Горшков вытер пальцы, отдал очкастому тряпку и присел на край ящика, заполненного старыми поломанными деталями.
Мужчина снял очки, вынул неожиданно чистый носовой платок и вытер свое одутловатое лицо; теперь, без очков, с близоруко мигающими глазами, оно выгляделовиноватым и беспомощным.
— Что же делать? Ток будет только с семи. Люди утром останутся без хлеба. Этого нельзя допустить… Лейтенант Примак обнадежил меня, товарищ Горшков,
Шофер «виллиса» прикрыл рот ладонью и зевнул.
— Да что тут сделаешь, Антон Ильич? Вы же сами видите, делать нечего. — Его сонный вид, недовольный тон и то, как он нетерпеливо вертел в руке ключи от машины, — все это говорило яснее слов, что уже глубокая ночь, да и день был нелегкий, а дома ждет постель, и надо бы, наконец, покинуть эту тесную, пропахшую соляркой будку.

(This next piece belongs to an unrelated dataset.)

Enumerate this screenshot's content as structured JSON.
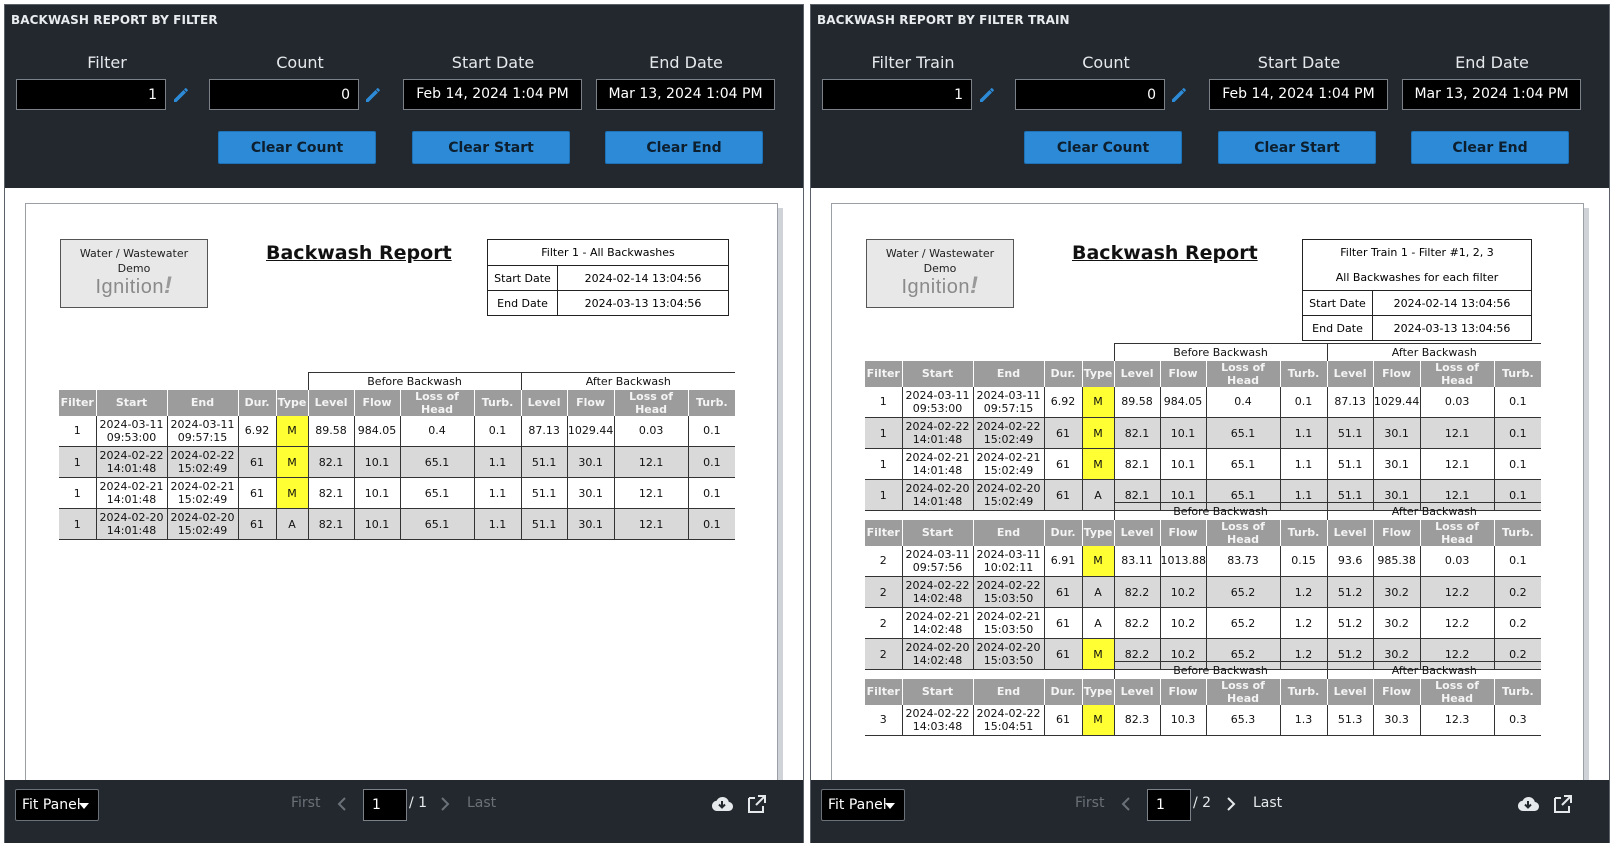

Антон Ильич не обратил внимания на эти слова, зато Горшков пристально смотрел на руки шофера, вернее — на ключи, которые тот вертел в пальцах: да ведь тут же за дверью стоит «виллис», оборудованный добавочной силовой передачей!
Горшков перевел взгляд на генератор, установленный прямо против дверей, и резко встал с ящика. В это время на пороге появился запыхавшийся подросток с комсомольским значком на спецовке. В руке он держал поршень.
Горшков не дал ему опомниться.
— Поршень ни к чему: двигатель вышел из строя. Есть у тебя запасные приводные ремни?
— Есть… Вон в том шкафчике, две штуки… А что?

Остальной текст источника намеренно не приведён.